En 1919, la Cour suprême du Michigan donnait raison aux frères Dodge qui poursuivaient à titre d’actionnaires l’entreprise Ford Motors.

Emmanuelle Létourneau Emmanuelle Létourneau
Présidente de Gouvernance entreprenante inc., membre des barreaux du Québec et de Paris

Leurs récriminations : Henry Ford avait limité les dividendes aux actionnaires afin d’augmenter le salaire des employés, favoriser les consommateurs en diminuant les prix, et surtout, financer une chaîne de montage dans l’usine (celle dont on parle encore).

Les frères Dodge gagnèrent et les conseils d’administration des entreprises favorisent depuis l’intérêt supérieur des actionnaires aux dépens des autres parties prenantes de l’entreprise — sauf pour certains États ayant adopté des législations atténuantes.

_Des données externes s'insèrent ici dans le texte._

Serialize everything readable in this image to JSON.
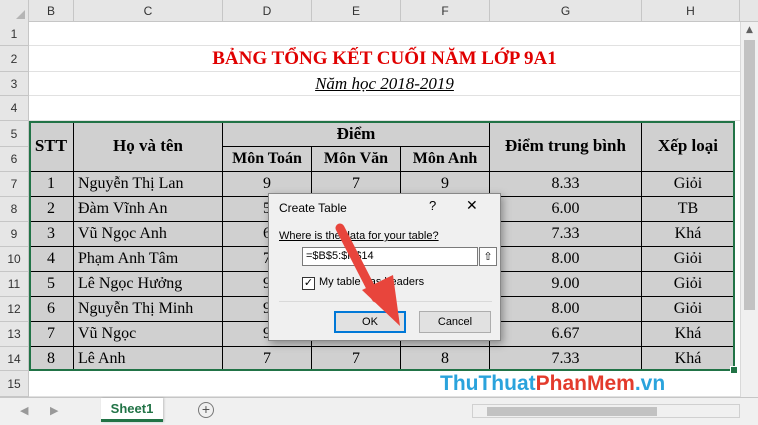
{
  "columns": [
    "B",
    "C",
    "D",
    "E",
    "F",
    "G",
    "H"
  ],
  "rows": [
    "1",
    "2",
    "3",
    "4",
    "5",
    "6",
    "7",
    "8",
    "9",
    "10",
    "11",
    "12",
    "13",
    "14",
    "15"
  ],
  "sheet_title": "BẢNG TỔNG KẾT CUỐI NĂM LỚP 9A1",
  "sheet_subtitle": "Năm học 2018-2019",
  "table": {
    "headers": {
      "stt": "STT",
      "name": "Họ và tên",
      "score_group": "Điểm",
      "math": "Môn Toán",
      "literature": "Môn Văn",
      "english": "Môn Anh",
      "average": "Điểm trung bình",
      "rank": "Xếp loại"
    },
    "rows": [
      {
        "stt": "1",
        "name": "Nguyễn Thị Lan",
        "math": "9",
        "lit": "7",
        "eng": "9",
        "avg": "8.33",
        "rank": "Giỏi"
      },
      {
        "stt": "2",
        "name": "Đàm Vĩnh An",
        "math": "5",
        "lit": "",
        "eng": "",
        "avg": "6.00",
        "rank": "TB"
      },
      {
        "stt": "3",
        "name": "Vũ Ngọc Anh",
        "math": "6",
        "lit": "",
        "eng": "",
        "avg": "7.33",
        "rank": "Khá"
      },
      {
        "stt": "4",
        "name": "Phạm Anh Tâm",
        "math": "7",
        "lit": "",
        "eng": "",
        "avg": "8.00",
        "rank": "Giỏi"
      },
      {
        "stt": "5",
        "name": "Lê Ngọc Hưởng",
        "math": "9",
        "lit": "",
        "eng": "",
        "avg": "9.00",
        "rank": "Giỏi"
      },
      {
        "stt": "6",
        "name": "Nguyễn Thị Minh",
        "math": "9",
        "lit": "",
        "eng": "",
        "avg": "8.00",
        "rank": "Giỏi"
      },
      {
        "stt": "7",
        "name": "Vũ Ngọc",
        "math": "9",
        "lit": "",
        "eng": "",
        "avg": "6.67",
        "rank": "Khá"
      },
      {
        "stt": "8",
        "name": "Lê Anh",
        "math": "7",
        "lit": "7",
        "eng": "8",
        "avg": "7.33",
        "rank": "Khá"
      }
    ]
  },
  "dialog": {
    "title": "Create Table",
    "help": "?",
    "close": "✕",
    "prompt": "Where is the data for your table?",
    "range_value": "=$B$5:$H$14",
    "collapse_icon": "⇧",
    "checkbox_checked": "✓",
    "checkbox_label": "My table has headers",
    "ok_label": "OK",
    "cancel_label": "Cancel"
  },
  "sheet_tab": "Sheet1",
  "add_sheet": "+",
  "nav_prev": "◀",
  "nav_next": "▶",
  "scroll_up": "▲",
  "watermark": {
    "part1": "ThuThuat",
    "part2": "PhanMem",
    "part3": ".vn"
  },
  "colors": {
    "accent": "#217346",
    "title_red": "#e00000",
    "arrow": "#e8453c"
  }
}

Un lien s’établit entre la primauté de l’intérêt des actionnaires, l’état actuel de la planète et les écarts marqués de la répartition de la richesse. Cent ans plus tard, les quelque 200 plus grandes entreprises américaines, réunies dans la Business Round Table, se sont prononcées pour la fin de la primauté des actionnaires. La cause du problème réclame une solution.

Heureusement, au Canada, les conseils d’administration ne sont pas tenus de favoriser les intérêts des actionnaires.

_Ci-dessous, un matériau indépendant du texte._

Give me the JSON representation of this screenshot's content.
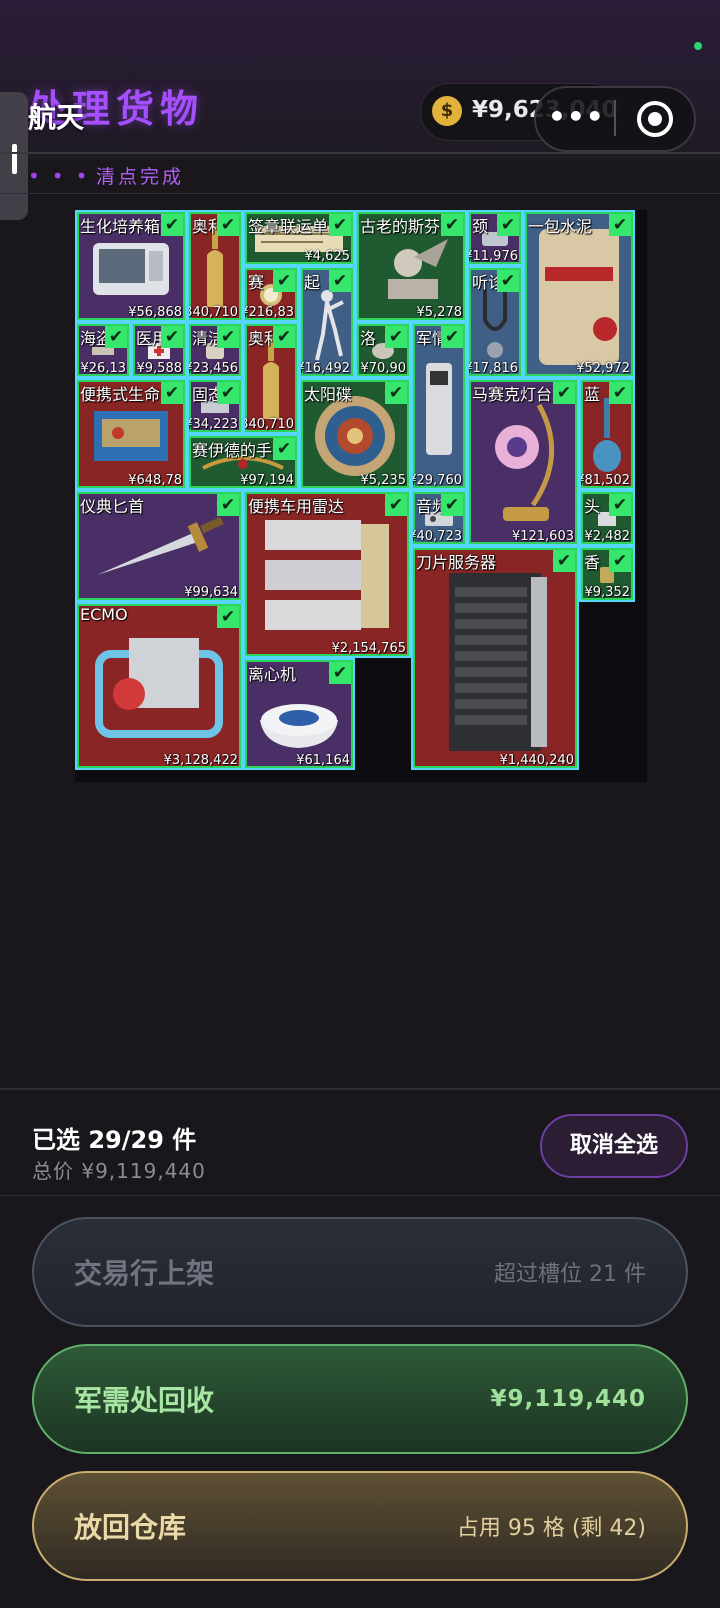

Leurs décisions doivent être prises dans l’intérêt supérieur de l’entreprise — tel que défini par le conseil d’administration de chacune d’entre elles. Cette année, 15 ans après l’arrêt Peoples c. Wise, la Loi canadienne sur les sociétés par actions a été modifiée pour préciser que, dans leur processus décisionnel, les administrateurs peuvent tenir compte des différentes parties prenantes de l’entreprise.

Cela signifie qu’en prenant en considération l’intérêt supérieur de l’entreprise, les administrateurs peuvent s’interroger sur l’impact de leurs décisions sur les parties prenantes, à savoir, en plus des actionnaires : les employés, les créanciers, les consommateurs, les gouvernements, les retraités et les pensionnés, l’environnement et les intérêts à long terme de la société, et toute autre partie prenante que les administrateurs préciseront. Ce mouvement s’observe aussi en Europe.

Responsabilité sociale

Cette remise en question de la primauté des actionnaires ouvre la porte des conseils d’administration à la responsabilité sociale. Celle-ci est vue comme étant la mise en place plus structurée des objectifs de développement durable qui est, selon la définition de l’Union européenne « la responsabilité des entreprises vis-à-vis des effets qu’elles exercent sur la société ».

Cette mise en place des objectifs de développement durable requiert de modifier le fonctionnement des entreprises.

C’est le développement durable qui frappe à la porte des conseils d’administration afin qu’elles deviennent socialement responsables.

Un phénomène de masse

Les Nations unies ont développé 17 objectifs de développement durable « pour changer le monde » en 2015 avec des cibles à atteindre en 2030. Ces cibles ne pourront être atteintes sans l’adhésion des entreprises. Les administrateurs seront des acteurs importants de cette transformation. Mais comment le faire ?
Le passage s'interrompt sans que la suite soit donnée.